Overall Impression — 5
No, Music for Cougars won't make any best of the year lists. It's nothing new, it's nothing cutting edge, and it's nothing trendy. But that's precisely where it succeeds it doesn't try to be (or frankly even pretend to be) anything that it's not. It's simple; it's classic; it's just standard Sugar Ray. Sure, the band waded into the shallows of newer territories (dance rock), but clearly the water was cold, and they went right back to the classic mold. It's not a great album by any stretch of the imagination, and, to be honest, it isn't really even good. Nothing on Music for Cougars will make your jaw drop, but that works for Sugar Ray. They aren't here to win over a new generation of fans or push the limits of their musical abilities, instead opting to work very comfortably within their means. In the most pure sense possible, they seem to have accepted they're past their prime, but they're still loving every minute of it. If nothing else, they're just happy making the music that they love.
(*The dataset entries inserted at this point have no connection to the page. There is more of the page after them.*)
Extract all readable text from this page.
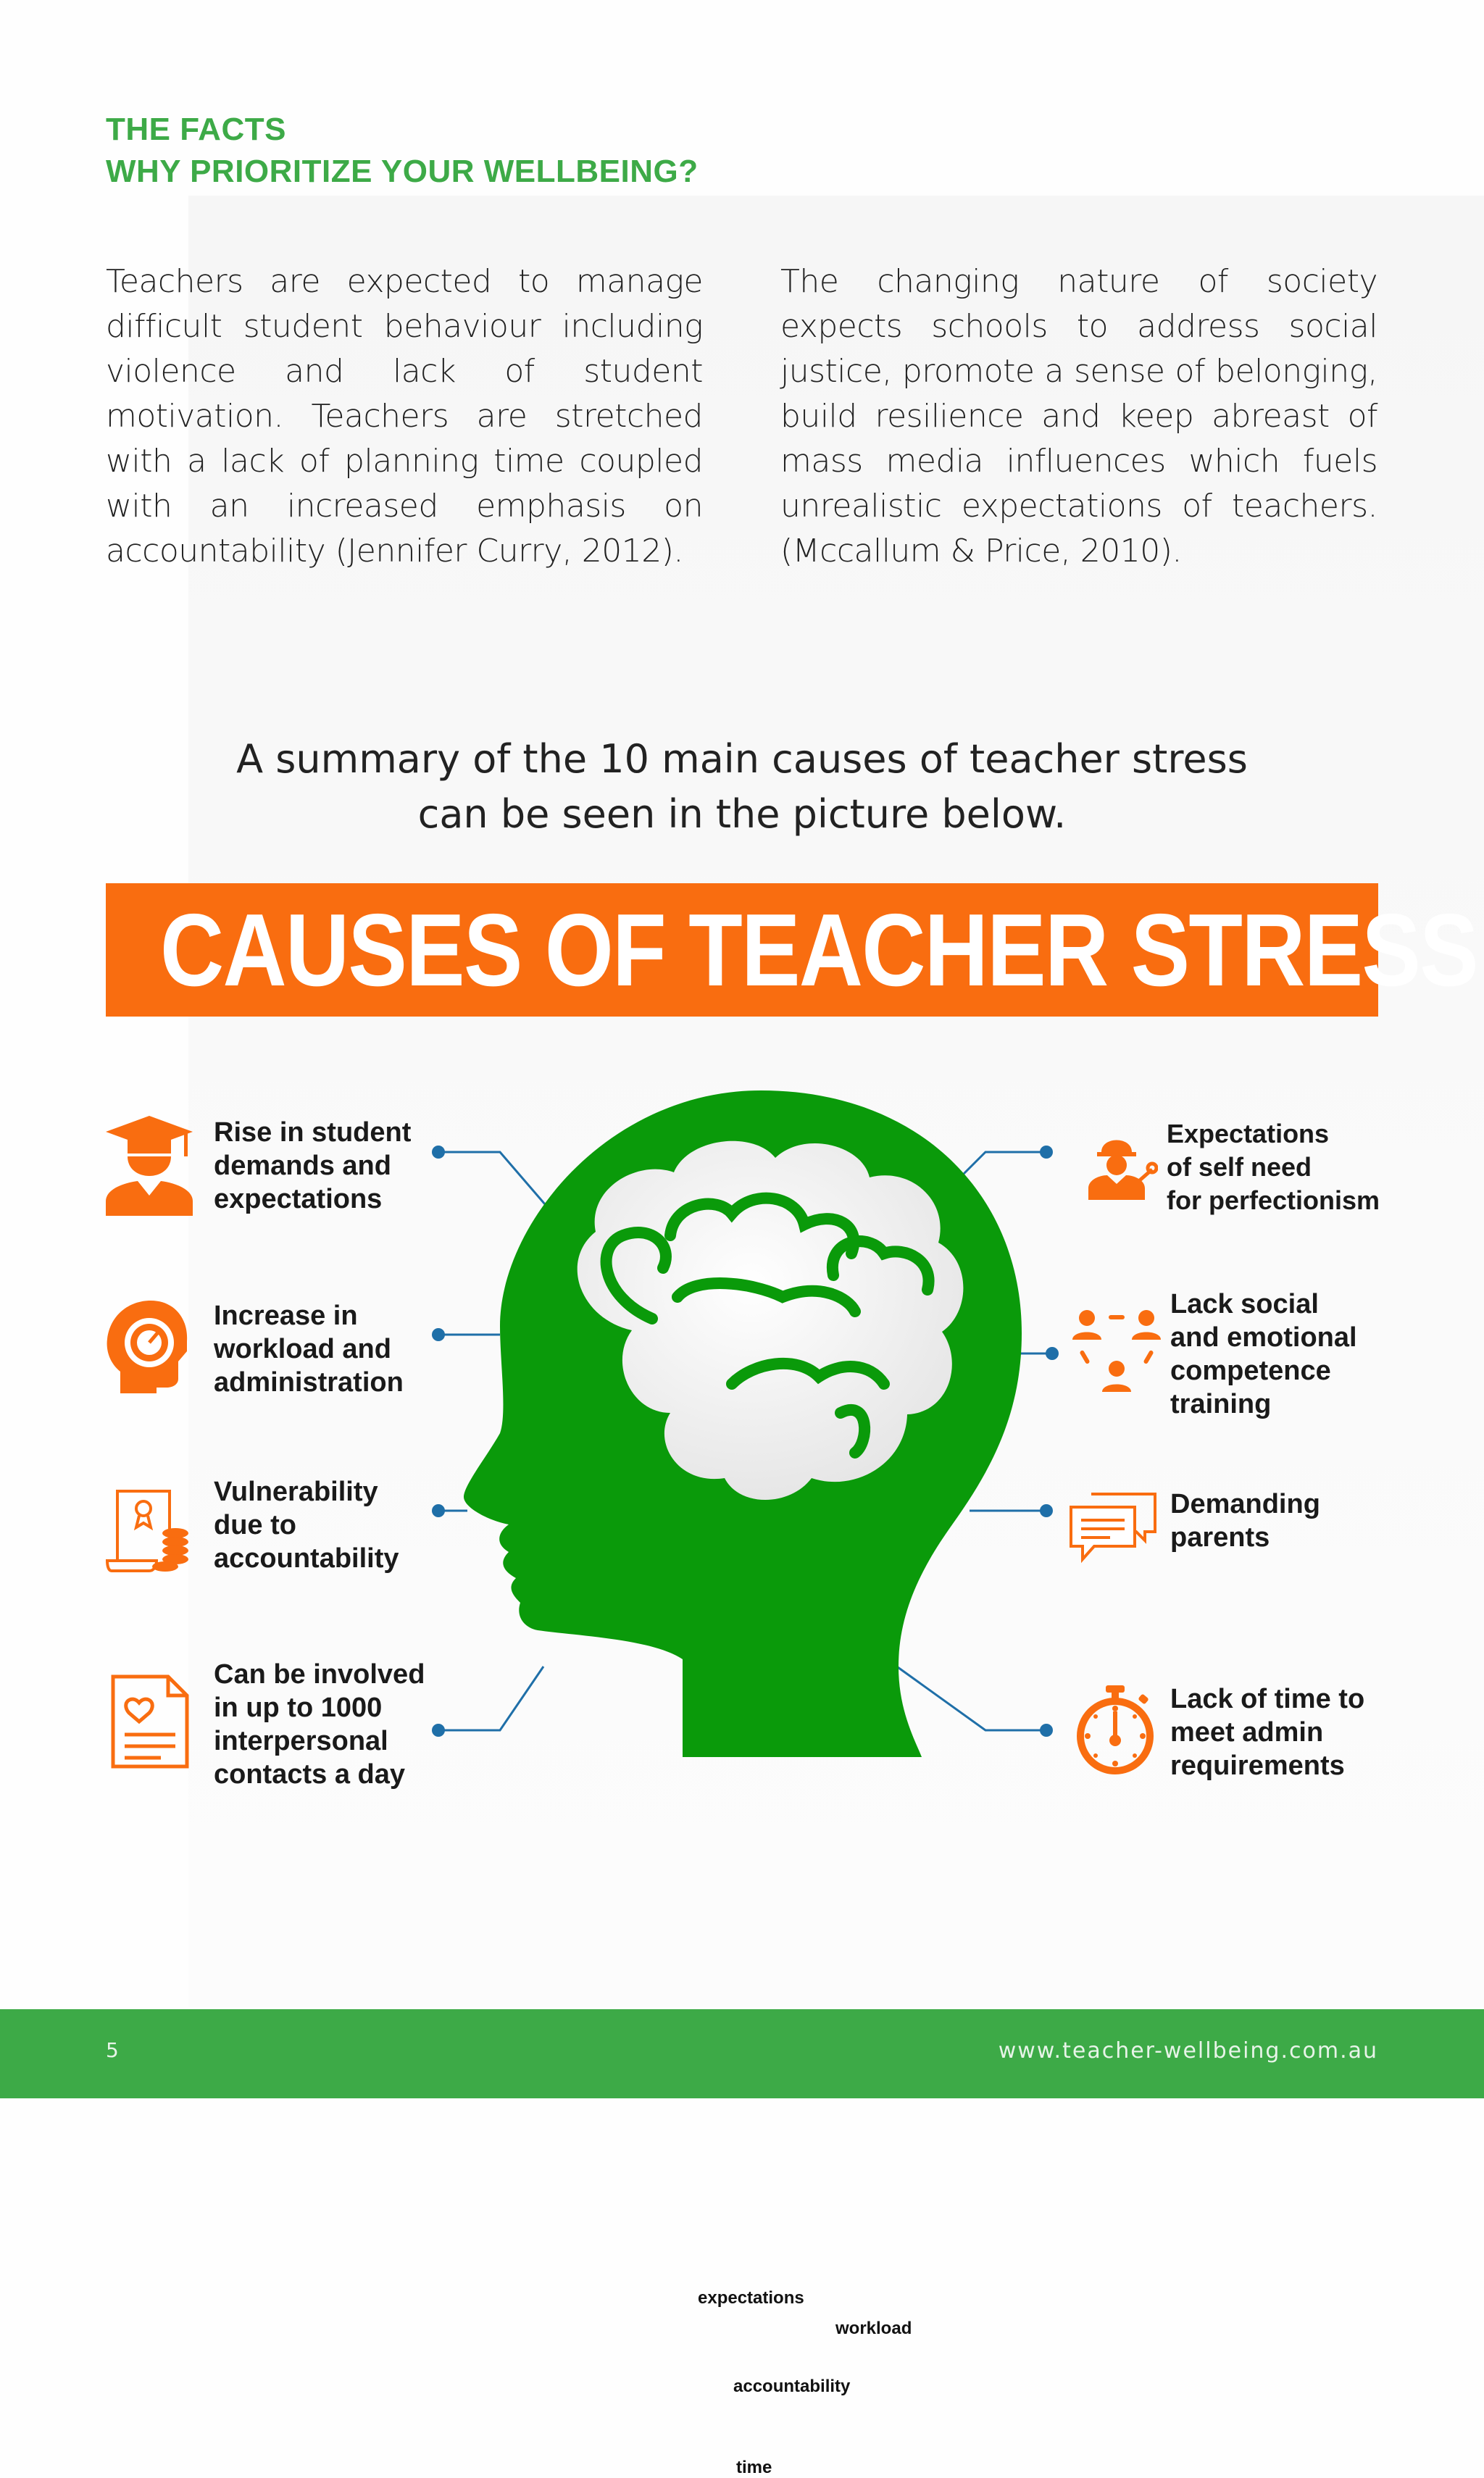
THE FACTS
WHY PRIORITIZE YOUR WELLBEING?
Teachers are expected to manage difficult student behaviour including violence and lack of student motivation. Teachers are stretched with a lack of planning time coupled with an increased emphasis on accountability (Jennifer Curry, 2012).
The changing nature of society expects schools to address social justice, promote a sense of belonging, build resilience and keep abreast of mass media influences which fuels unrealistic expectations of teachers. (Mccallum & Price, 2010).
A summary of the 10 main causes of teacher stress
can be seen in the picture below.
CAUSES OF TEACHER STRESS
expectations
workload
accountability
time
Rise in student
demands and
expectations
Increase in
workload and
administration
Vulnerability
due to
accountability
Can be involved
in up to 1000
interpersonal
contacts a day
Expectations
of self need
for perfectionism
Lack social
and emotional
competence
training
Demanding
parents
Lack of time to
meet admin
requirements
5	www.teacher-wellbeing.com.au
10 comments sorted by best / new / date

    I just saw them, and they performed a couple of these songs live, and I actaully enjoyed them. I don't like the genre really at all, but it was pretty good stuff.
    I liked the album. Surely it's not something that "will make your jaw drop", as the reviewer said. But it's really Sugar Ray , much more than their previous album - and that was their intention. Maybe I'm not the best person to give an opinion about it (for what I'll mention now), but as a Sugar Ray fan - I had all my teenage years listening to their best songs -, I don't think this new record is bad. On the opposite, this is the kind of music their fans like, that really pleases them and the band itself. It doesn't matter what the others think. This is something I call identity , something that lacks to many many bands over there (as the reviewer also remarks), bands that just try to adapt to the 'current trend' in order to remain 'on the top'. It's due to this that I keep admiring Sugar Ray. And I'm quite sure that everyone who likes their 99/2001 stuff will enjoy Music For Cougars .
    ytse Jammer
    Meh. Sounds like an average album, don't think I'm gonna rush to grab a copy any time soon.
    EVERYBODY should ride the cougar experience. it's a story that you'll remember for the rest of your life!
    radio friendly? the reviewer must have never heard the "floored" album. fly was the only radio friendly tune on it haha
    miketheman401 wrote: radio friendly? the reviewer must have never heard the "floored" album. fly was the only radio friendly tune on it haha
    Good point, they used to be more heavy too, when I first heard music from Floored it cracked me up that they used to be like that, it was awesome. But yeah, they didn't become well known until fly came out, and every morning and someday really put them on the radio. They really seem to me as a band that adapted to the sound that was most successful for them, but then again, there are so many early 90s bands that got softer or poppier as they themselves got older. Anyway, my friend got this album, and I'll borrow it, but I'm not expecting much. I heard Rivers Cuomo helped write a song on this album and i think i heard he sang a part too. As a Weezer fan that is pretty cool, and figured i'd mention since it isn't in the review.
    Saying that "Fly", "Every Morning" and the like are true to form for Sugar Ray is a terrible insult to their first two albums (while maybe not being so to the band). Lemonade and Brownies and Floored were both fantastic Punk/Post Grunge albums, and "Fly" really killed a good thing. And yet I still like Fly because it's what got me to buy the album in the first place. I was literally floored (pardon the pun) by how good the rest of the "Floored" was, and it remains one of my favorite overall albums to this day.